Researchers: This Ancient Warrior Was No Man

Grave of female on UK island of Bryher suggests women had leading roles in warfare 2K years ago
By Arden Dier,  Newser Staff
Posted Jul 27, 2023 10:35 AM CDT
She May Have Carved Path for an Ancient Warrior Queen
A sword and mirror found in the Iron Age grave of a warrior woman buried on the island of Bryher, in the Isles of Scilly.   (Historic England)

When archaeologists came across a a 2,000-year-old grave on an island off the coast of Britain in 1999, they were confused. Inside lay a sword and shield, typically buried with men, and a brooch and mirror, typically buried with women, reports the Guardian. DNA testing failed to tell archaeologists what they were looking at; the body was too decomposed. In fact, just 150 grams of bone and tooth fragments were recovered, according to Historic England. But a quarter century after the discovery, experts say they're confident in saying this was the grave of a high-status female warrior, thanks to advances in biomolecular analysis techniques at the University of California-Davis.
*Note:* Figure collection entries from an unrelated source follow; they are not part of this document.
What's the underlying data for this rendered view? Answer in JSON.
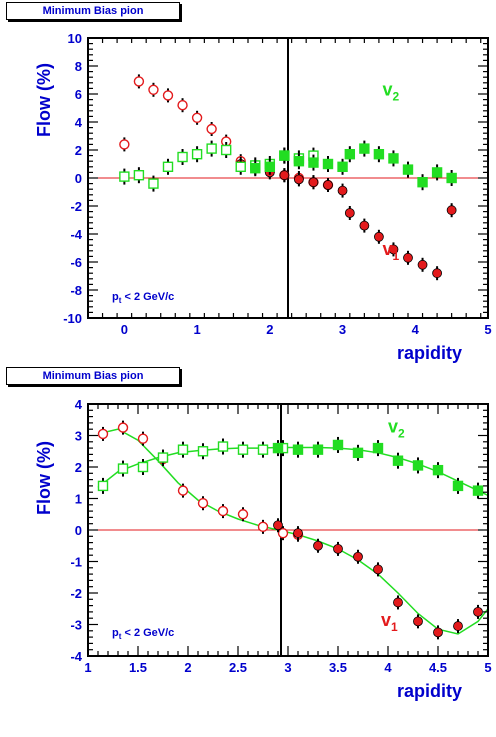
{
  "colors": {
    "v1": "#e31a1c",
    "v2": "#22dd22",
    "axis": "#0000cc",
    "zero_line": "#e31a1c",
    "frame": "#000000"
  },
  "chart_data": [
    {
      "type": "scatter",
      "panel_label": "Minimum Bias pion",
      "xlabel": "rapidity",
      "ylabel": "Flow (%)",
      "annotation": "p_t < 2 GeV/c",
      "annotation_parts": {
        "p": "p",
        "sub": "t",
        "rest": " < 2 GeV/c"
      },
      "xlim": [
        -0.5,
        5
      ],
      "ylim": [
        -10,
        10
      ],
      "xticks": [
        0,
        1,
        2,
        3,
        4,
        5
      ],
      "yticks": [
        -10,
        -8,
        -6,
        -4,
        -2,
        0,
        2,
        4,
        6,
        8,
        10
      ],
      "reflect_line_x": 2.25,
      "series": [
        {
          "name": "v1",
          "label_main": "v",
          "label_sub": "1",
          "color": "#e31a1c",
          "marker": "circle",
          "label_pos": [
            3.55,
            -5.5
          ],
          "open": {
            "x": [
              0,
              0.2,
              0.4,
              0.6,
              0.8,
              1.0,
              1.2,
              1.4,
              1.6,
              1.8,
              2.0,
              2.2,
              2.4,
              2.6,
              2.8
            ],
            "y": [
              2.4,
              6.9,
              6.3,
              5.9,
              5.2,
              4.3,
              3.5,
              2.6,
              1.2,
              0.8,
              0.5,
              0.2,
              0.0,
              -0.3,
              -0.5
            ]
          },
          "filled": {
            "x": [
              1.6,
              1.8,
              2.0,
              2.2,
              2.4,
              2.6,
              2.8,
              3.0,
              3.1,
              3.3,
              3.5,
              3.7,
              3.9,
              4.1,
              4.3,
              4.5
            ],
            "y": [
              1.0,
              0.7,
              0.4,
              0.2,
              -0.1,
              -0.3,
              -0.5,
              -0.9,
              -2.5,
              -3.4,
              -4.2,
              -5.1,
              -5.7,
              -6.2,
              -6.8,
              -2.3
            ]
          }
        },
        {
          "name": "v2",
          "label_main": "v",
          "label_sub": "2",
          "color": "#22dd22",
          "marker": "square",
          "label_pos": [
            3.55,
            5.9
          ],
          "open": {
            "x": [
              0,
              0.2,
              0.4,
              0.6,
              0.8,
              1.0,
              1.2,
              1.4,
              1.6,
              1.8,
              2.0,
              2.2,
              2.4,
              2.6
            ],
            "y": [
              0.1,
              0.2,
              -0.4,
              0.8,
              1.5,
              1.7,
              2.1,
              2.0,
              0.8,
              0.9,
              1.0,
              1.6,
              1.4,
              1.6
            ]
          },
          "filled": {
            "x": [
              1.8,
              2.0,
              2.2,
              2.4,
              2.6,
              2.8,
              3.0,
              3.1,
              3.3,
              3.5,
              3.7,
              3.9,
              4.1,
              4.3,
              4.5
            ],
            "y": [
              0.7,
              0.8,
              1.6,
              1.2,
              1.1,
              1.0,
              0.8,
              1.7,
              2.1,
              1.7,
              1.4,
              0.6,
              -0.3,
              0.4,
              0.0
            ]
          }
        }
      ]
    },
    {
      "type": "scatter",
      "panel_label": "Minimum Bias pion",
      "xlabel": "rapidity",
      "ylabel": "Flow (%)",
      "annotation": "p_t < 2 GeV/c",
      "annotation_parts": {
        "p": "p",
        "sub": "t",
        "rest": " < 2 GeV/c"
      },
      "xlim": [
        1,
        5
      ],
      "ylim": [
        -4,
        4
      ],
      "xticks": [
        1,
        1.5,
        2,
        2.5,
        3,
        3.5,
        4,
        4.5,
        5
      ],
      "yticks": [
        -4,
        -3,
        -2,
        -1,
        0,
        1,
        2,
        3,
        4
      ],
      "reflect_line_x": 2.93,
      "series": [
        {
          "name": "v1",
          "label_main": "v",
          "label_sub": "1",
          "color": "#e31a1c",
          "marker": "circle",
          "label_pos": [
            3.93,
            -3.05
          ],
          "open": {
            "x": [
              1.15,
              1.35,
              1.55,
              1.75,
              1.95,
              2.15,
              2.35,
              2.55,
              2.75,
              2.95,
              3.1
            ],
            "y": [
              3.05,
              3.25,
              2.9,
              2.25,
              1.25,
              0.85,
              0.6,
              0.5,
              0.1,
              -0.1,
              -0.15
            ]
          },
          "filled": {
            "x": [
              2.9,
              3.1,
              3.3,
              3.5,
              3.7,
              3.9,
              4.1,
              4.3,
              4.5,
              4.7,
              4.9
            ],
            "y": [
              0.15,
              -0.1,
              -0.5,
              -0.6,
              -0.85,
              -1.25,
              -2.3,
              -2.9,
              -3.25,
              -3.05,
              -2.6
            ]
          },
          "fit": {
            "x": [
              1.1,
              1.3,
              1.5,
              1.7,
              1.9,
              2.1,
              2.3,
              2.5,
              2.7,
              2.9,
              3.1,
              3.3,
              3.5,
              3.7,
              3.9,
              4.1,
              4.3,
              4.5,
              4.7,
              4.9,
              5.0
            ],
            "y": [
              3.05,
              3.2,
              2.85,
              2.2,
              1.5,
              0.95,
              0.6,
              0.35,
              0.15,
              0.0,
              -0.15,
              -0.35,
              -0.6,
              -0.95,
              -1.4,
              -2.0,
              -2.65,
              -3.15,
              -3.3,
              -2.9,
              -2.5
            ]
          }
        },
        {
          "name": "v2",
          "label_main": "v",
          "label_sub": "2",
          "color": "#22dd22",
          "marker": "square",
          "label_pos": [
            4.0,
            3.1
          ],
          "open": {
            "x": [
              1.15,
              1.35,
              1.55,
              1.75,
              1.95,
              2.15,
              2.35,
              2.55,
              2.75,
              2.95
            ],
            "y": [
              1.4,
              1.95,
              2.0,
              2.3,
              2.55,
              2.5,
              2.65,
              2.55,
              2.55,
              2.6
            ]
          },
          "filled": {
            "x": [
              2.9,
              3.1,
              3.3,
              3.5,
              3.7,
              3.9,
              4.1,
              4.3,
              4.5,
              4.7,
              4.9
            ],
            "y": [
              2.6,
              2.55,
              2.55,
              2.7,
              2.45,
              2.6,
              2.2,
              2.05,
              1.9,
              1.4,
              1.25
            ]
          },
          "fit": {
            "x": [
              1.1,
              1.3,
              1.5,
              1.7,
              1.9,
              2.1,
              2.3,
              2.5,
              2.7,
              2.9,
              3.1,
              3.3,
              3.5,
              3.7,
              3.9,
              4.1,
              4.3,
              4.5,
              4.7,
              4.9,
              5.0
            ],
            "y": [
              1.35,
              1.85,
              2.1,
              2.3,
              2.45,
              2.52,
              2.57,
              2.6,
              2.6,
              2.62,
              2.62,
              2.62,
              2.6,
              2.55,
              2.45,
              2.3,
              2.1,
              1.85,
              1.55,
              1.25,
              1.1
            ]
          }
        }
      ]
    }
  ]
}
Archaeologists extracted traces of proteins from tooth enamel, which showed with a 96% probability that the person was female, according to a study published Thursday in the Journal of Archaeological Science: Reports. Glendon Parker, a professor of environmental toxicology at UC Davis, explains tooth enamel is "the hardest and most durable substance in the human body" and "contains a protein with links to either the X or Y chromosome, which means it can be used to determine sex," per NBC News. "This protein survives well compared to DNA," Parker adds in a release. The finding suggests women took an active role in warfare on Bryher, part of the Isles of Scilly, from 100BC to 50BC, the time period to which the grave has been dated.

It's possible female involvement in warfare was "more common in Iron Age society than we've previously thought," says Sarah Stark, a skeletal biologist at Historic England, which funded the study. It may have even laid the foundation for Iceni warrior queen Boudicca's uprising against the Roman colonization of Britain in AD60, Stark says. She notes the items in the grave suggest the woman buried "may have played a commanding role in local warfare, organizing or leading raids on rival groups." The release notes mirrors could have been used for signaling during raids and "as a tool to communicate with the supernatural world to ensure the success of a raid or 'cleanse' warriors on their return." (Graves of ancient warrior women have also been found in Russia and Sweden.)